Various shippers filed protests of the tariffs. On April 21, 2006, various
parties submitted comments challenging aspects of the costs of service and rates
reflected in the compliance filings and tariffs. On April 28, 2006, the FERC
issued an order accepting SFPP's tariffs lowering its West Line and East Line
rates in conformity with the FERC's December 2005 and February 2006 orders. On
May 1, 2006, these lower tariff rates became effective. The FERC indicated that
a subsequent order would address the issues raised in the comments. On May 1,
2006, SFPP filed reply comments.

     We are not able to predict with certainty the final outcome of the pending
FERC proceedings involving SFPP, should they be carried through to their
conclusion, or whether we can reach a settlement with some or all of the
complainants.
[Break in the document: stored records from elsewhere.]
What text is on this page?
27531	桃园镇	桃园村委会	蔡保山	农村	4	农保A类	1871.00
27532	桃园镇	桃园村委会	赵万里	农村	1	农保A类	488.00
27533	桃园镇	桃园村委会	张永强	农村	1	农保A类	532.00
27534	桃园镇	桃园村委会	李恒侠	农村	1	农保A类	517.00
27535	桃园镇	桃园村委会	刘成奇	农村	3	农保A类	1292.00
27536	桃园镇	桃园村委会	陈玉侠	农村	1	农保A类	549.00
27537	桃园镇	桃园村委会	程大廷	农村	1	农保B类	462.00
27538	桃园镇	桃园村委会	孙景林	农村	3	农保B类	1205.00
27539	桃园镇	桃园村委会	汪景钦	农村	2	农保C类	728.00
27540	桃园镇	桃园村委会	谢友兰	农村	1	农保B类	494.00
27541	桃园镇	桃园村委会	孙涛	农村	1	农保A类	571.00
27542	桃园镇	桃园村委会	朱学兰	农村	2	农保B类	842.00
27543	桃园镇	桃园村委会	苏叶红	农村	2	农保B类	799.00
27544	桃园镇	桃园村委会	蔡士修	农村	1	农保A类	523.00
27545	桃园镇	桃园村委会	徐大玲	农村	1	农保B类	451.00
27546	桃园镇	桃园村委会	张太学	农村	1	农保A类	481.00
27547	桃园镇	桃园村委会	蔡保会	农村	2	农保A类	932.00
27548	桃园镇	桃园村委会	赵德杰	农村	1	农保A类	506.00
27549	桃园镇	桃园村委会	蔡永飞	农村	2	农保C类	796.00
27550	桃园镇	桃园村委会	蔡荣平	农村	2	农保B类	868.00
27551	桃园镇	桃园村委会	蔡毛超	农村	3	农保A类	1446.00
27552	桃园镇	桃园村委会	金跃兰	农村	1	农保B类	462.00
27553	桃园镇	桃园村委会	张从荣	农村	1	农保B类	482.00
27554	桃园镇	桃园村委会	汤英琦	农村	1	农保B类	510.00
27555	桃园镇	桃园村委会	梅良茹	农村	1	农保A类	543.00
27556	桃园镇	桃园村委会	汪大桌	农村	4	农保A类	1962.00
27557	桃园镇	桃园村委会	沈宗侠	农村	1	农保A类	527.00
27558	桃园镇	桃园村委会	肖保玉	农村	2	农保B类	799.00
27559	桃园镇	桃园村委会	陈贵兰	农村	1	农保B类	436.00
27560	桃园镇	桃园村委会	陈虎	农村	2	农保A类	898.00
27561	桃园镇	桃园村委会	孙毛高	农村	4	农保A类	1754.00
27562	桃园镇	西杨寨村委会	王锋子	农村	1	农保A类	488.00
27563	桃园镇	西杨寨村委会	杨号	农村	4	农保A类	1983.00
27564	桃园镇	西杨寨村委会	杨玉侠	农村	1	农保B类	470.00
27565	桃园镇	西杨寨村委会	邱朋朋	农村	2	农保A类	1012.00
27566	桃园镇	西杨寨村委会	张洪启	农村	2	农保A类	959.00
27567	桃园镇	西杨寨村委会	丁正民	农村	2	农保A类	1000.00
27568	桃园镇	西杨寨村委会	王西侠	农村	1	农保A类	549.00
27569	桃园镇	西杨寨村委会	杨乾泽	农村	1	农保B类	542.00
The final outcome will depend, in part, on the outcomes of the
appeals of these proceedings and the OR92-8, et al. proceedings taken by SFPP,
complaining shippers, and an intervenor.

     We estimated, as of December 31, 2003, that shippers' claims for
reparations totaled approximately $154 million and that prospective rate
reductions would have an aggregate average annual impact of approximately $45
million, with the reparations amount and interest increasing as the timing for
implementation of rate reductions and the payment of reparations has extended
(estimated at a quarterly increase of approximately $9 million). In accordance
with the December 16, 2005 order, rate reductions were implemented on May 1,
2006. We now assume that reparations and accrued interest thereon will be paid
no earlier than the first quarter of 2007; however, the timing, and nature, of
any rate reductions and reparations that may be ordered will likely be affected
by the final disposition of the application of the FERC's new policy statement
on income tax allowances to our Pacific operations in the FERC Docket Nos.
OR92-8, OR96-2, and IS05-230 proceedings. In 2005, we recorded an accrual of
$105.0 million for an expense attributable to an increase in our reserves
related to our rate case liability. We had previously estimated the combined
annual impact of the rate reductions and the payment of reparations sought by
shippers would be approximately 15 cents of distributable cash flow per unit.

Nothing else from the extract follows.